The Green New Deal resolution introduced February 7, 2019 by Alexandria Ocasio-Cortez and Ed Markey proposed 10-year mobilization for net-zero emissions, jobs guarantee, and addressing inequality. Though it failed Senate vote 57-0 (Democrats voted “present”), it shifted climate debate leftward, inspiring state-level programs and Biden’s $2T climate plan.
The Vision
The 14-page non-binding resolution called for:
- Net-zero greenhouse gas emissions through “fair and just transition”
- Massive infrastructure investment (renewable energy, smart grids, green buildings)
- Jobs guarantee and worker retraining
- Universal healthcare, affordable housing, clean water
- Addressing systemic injustices
Name invoked FDR’s New Deal—government-led economic transformation addressing multiple crises simultaneously.
The Launch & Hype
AOC’s February 7 rollout generated massive buzz: progressive senators (Warren, Harris, Sanders, Booker) cosponsored, climate activists celebrated, Fox News mocked.

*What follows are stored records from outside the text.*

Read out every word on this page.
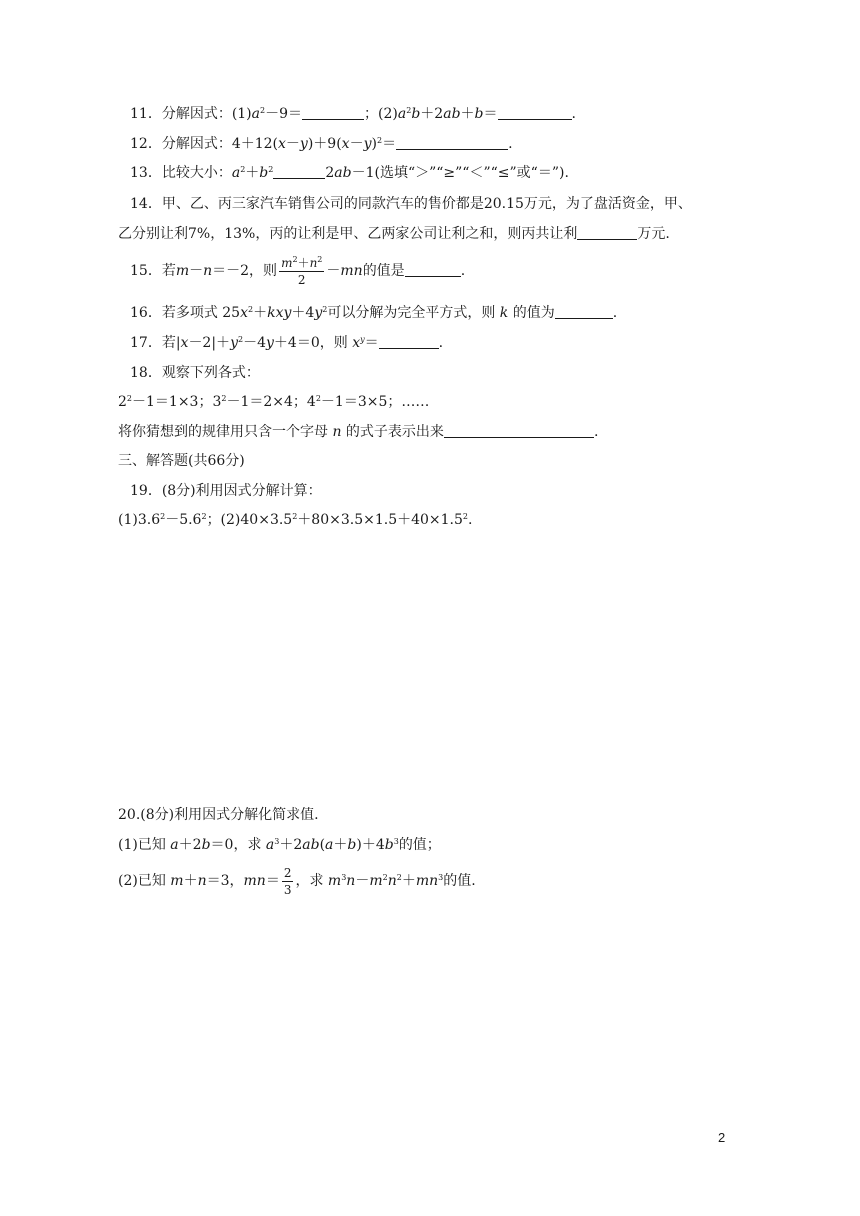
11．分解因式：$(1)a^2-9=$	；$(2)a^2b+2ab+b=$	.
12．分解因式：$4+12(x-y)+9(x-y)^2=$	.
13．比较大小：$a^2+b^2$	2ab－1(选填“＞”“≥”“＜”“≤”或“＝”).
14．甲、乙、丙三家汽车销售公司的同款汽车的售价都是20.15万元，为了盘活资金，甲、
乙分别让利7%，13%，丙的让利是甲、乙两家公司让利之和，则丙共让利	万元.
15．若m－n＝－2，则 $\frac{m^2+n^2}{2} -mn$的值是	.
16．若多项式 $25x^2+kxy+4y^2$可以分解为完全平方式，则 k 的值为	.
17．若$|x-2|+y^2-4y+4=0$，则 $x^y=$	.
18．观察下列各式：
$2^2-1=1\times 3$；$3^2-1=2\times 4$；$4^2-1=3\times 5$；……
将你猜想到的规律用只含一个字母 n 的式子表示出来	.
三、解答题(共66分)
19．(8分)利用因式分解计算：
$(1)3.6^2-5.6^2$；$(2)40\times 3.5^2+80\times 3.5\times 1.5+40\times 1.5^2$.
20.(8分)利用因式分解化简求值.
(1)已知 a＋2b＝0，求 $a^3+2ab(a+b)+4b^3$的值；
(2)已知 m＋n＝3，$mn= \frac{2}{3}$ ，求 $m^3n-m^2n^2+mn^3$的值.
2
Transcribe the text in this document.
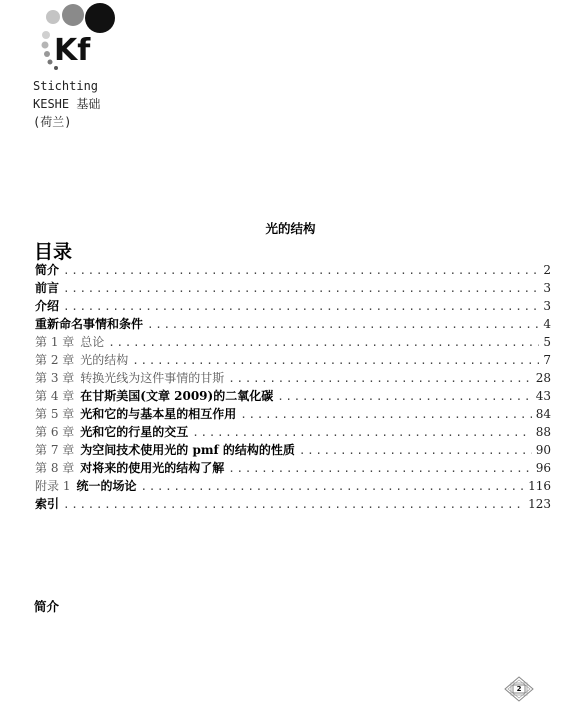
Kf
Stichting
KESHE 基础
(荷兰)
光的结构
目录
简介 .....	2
前言 .....	3
介绍 .....	3
重新命名事情和条件 .....	4
第 1 章 总论 .....	5
第 2 章 光的结构 .....	7
第 3 章 转换光线为这件事情的甘斯 .....	28
第 4 章 在甘斯美国(文章 2009)的二氧化碳 .....	43
第 5 章 光和它的与基本星的相互作用 .....	84
第 6 章 光和它的行星的交互 .....	88
第 7 章 为空间技术使用光的 pmf 的结构的性质 .....	90
第 8 章 对将来的使用光的结构了解 .....	96
附录 1 统一的场论 .....	116
索引 .....	123
简介
2
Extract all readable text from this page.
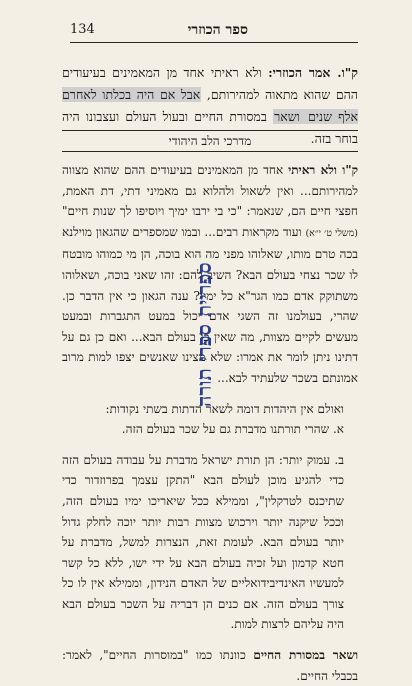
ספר הכוזרי
134
ק"ו. אמר הכוזרי: ולא ראיתי אחד מן המאמינים בעיעודים ההם שהוא מתאוה למהירותם, אבל אם היה בכלתו לאחרם אלף שנים ושאר במסורת החיים ובעול העולם ועצבונו היה בוחר בזה.
מדרכי הלב היהודי

ק"ו ולא ראיתי אחד מן המאמינים בעיעודים ההם שהוא מצווה למהירותם... ואין לשאול ולהלוא גם מאמיני דתי, דת האמת, חפצי חיים הם, שנאמר: "כי בי ירבו ימיך ויוסיפו לך שנות חיים" (משלי ט׳ י״א) ועוד מקראות רבים... ובמו שמספרים שהגאון מוילנא בכה טרם מותו, שאלוהו מפני מה הוא בוכה, הן מי כמוהו מובטח לו שכר נצחי בעולם הבא? השיב להם: זהו שאני בוכה, ושאלוהו משתוקק אדם כמו הגר"א כל ימיו? ענה הגאון כי אין הדבר כן. שהרי, בעולמנו זה השגי אדם יכול במעט התגברות ובמעט מעשים לקיים מצוות, מה שאין כן בעולם הבא... ואם כן גם על דתינו ניתן לומר את אמרו: שלא מצינו שאנשים יצפו למות מרוב אמונתם בשכר שלעתיד לבא...

ואולם אין היהדות דומה לשאר הדתות בשתי נקודות:

א. שהרי תורתנו מדברת גם על שכר בעולם הזה.

ב. עמוק יותר: הן תורת ישראל מדברת על עבודה בעולם הזה כדי להגיע מוכן לעולם הבא "התקן עצמך בפרוזדור כדי שתיכנס לטרקלין", וממילא ככל שיאריכו ימיו בעולם הזה, וככל שיקנה יותר וירכוש מצוות רבות יותר יוכה לחלק גדול יותר בעולם הבא. לעומת זאת, הנצרות למשל, מדברת על חטא קדמון ועל זכיה בעולם הבא על ידי ישו, ללא כל קשר למעשיו האינדיבידואליים של האדם הנידון, וממילא אין לו כל צורך בעולם הזה. אם כנים הן דבריה על השכר בעולם הבא היה עליהם לרצות למות.

ושאר במסורת החיים כוונתו כמו "במוסרות החיים", לאמר: בכבלי החיים.

ספריית ספרי תורה
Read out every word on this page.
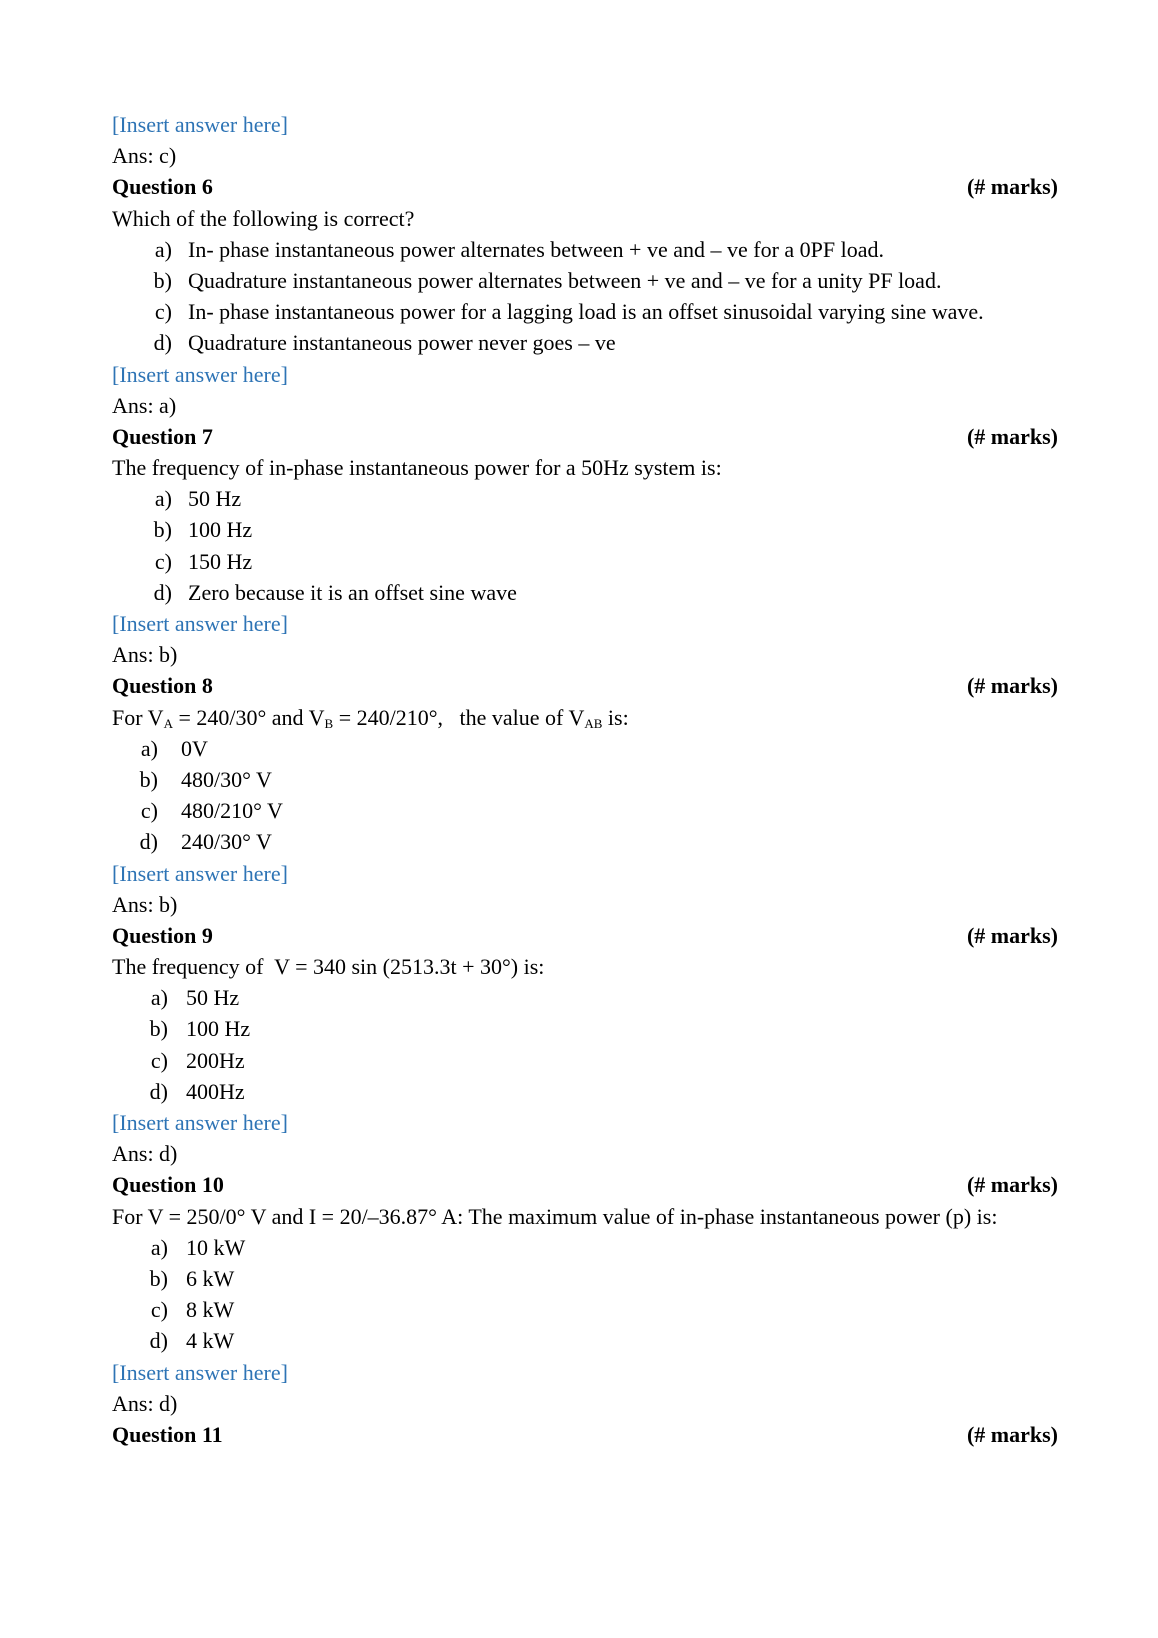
[Insert answer here]
Ans: c)
Question 6	(# marks)
Which of the following is correct?
a) In- phase instantaneous power alternates between + ve and – ve for a 0PF load.
b) Quadrature instantaneous power alternates between + ve and – ve for a unity PF load.
c) In- phase instantaneous power for a lagging load is an offset sinusoidal varying sine wave.
d) Quadrature instantaneous power never goes – ve
[Insert answer here]
Ans: a)
Question 7	(# marks)
The frequency of in-phase instantaneous power for a 50Hz system is:
a) 50 Hz
b) 100 Hz
c) 150 Hz
d) Zero because it is an offset sine wave
[Insert answer here]
Ans: b)
Question 8	(# marks)
For $V_A = 240/30^\circ$ and $V_B = 240/210^\circ$,   the value of $V_{AB}$ is:
a) 0V
b) 480/30° V
c) 480/210° V
d) 240/30° V
[Insert answer here]
Ans: b)
Question 9	(# marks)
The frequency of  V = 340 sin (2513.3t + 30°) is:
a) 50 Hz
b) 100 Hz
c) 200Hz
d) 400Hz
[Insert answer here]
Ans: d)
Question 10	(# marks)
For V = 250/0° V and I = 20/–36.87° A: The maximum value of in-phase instantaneous power (p) is:
a) 10 kW
b) 6 kW
c) 8 kW
d) 4 kW
[Insert answer here]
Ans: d)
Question 11	(# marks)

The resolution had 100+ House cosponsors within weeks.
Sunrise Movement activists occupied Pelosi’s office demanding Green New Deal vote, AOC joined, bringing national attention to youth climate activists.
The Republican Mockery
GOP seized on resolution’s aspirational language and FAQ (quickly deleted) mentioning “unwilling to work” and “farting cows.” Tucker Carlson, Sean Hannity devoted segments to ridicule. Trump claimed GND would ban airplanes, cars, and cows—distortions that stuck.
Mitch McConnell scheduled floor vote March 26 to force Democrats on record. Pelosi called it “green dream or whatever.” Democrats voted “present” to avoid Republican trap. Final vote: 0 Yes, 57 No, 43 Present.
The Cost Controversy
Conservative American Action Forum estimated $51-93 trillion over 10 years. Supporters noted this included Medicare for All and other programs beyond climate. Progressives countered climate inaction costs trillions more.
The vague, non-binding resolution didn’t specify mechanisms, making cost estimates speculative. Opponents exploited ambiguity.
The State-Level Movement
Despite federal failure, New York passed Climate Leadership and Community Protection Act (2019), committing to 70% renewable electricity by 2030. Washington, Colorado, New Mexico advanced state-level Green New Deals.
Biden’s Climate Plan
Biden’s 2020 campaign proposed $2T climate investment—not GND but far more ambitious than pre-GND Democratic proposals. The Inflation Reduction Act (2022) allocated $369B to climate—largest U.S. climate legislation ever, though far from GND’s scale.
The Overton Window Shift
GND normalized discussing climate as economic/justice issue requiring WWII-scale mobilization. It mainstreamed concepts (carbon tax, renewable energy, environmental justice) previously marginal.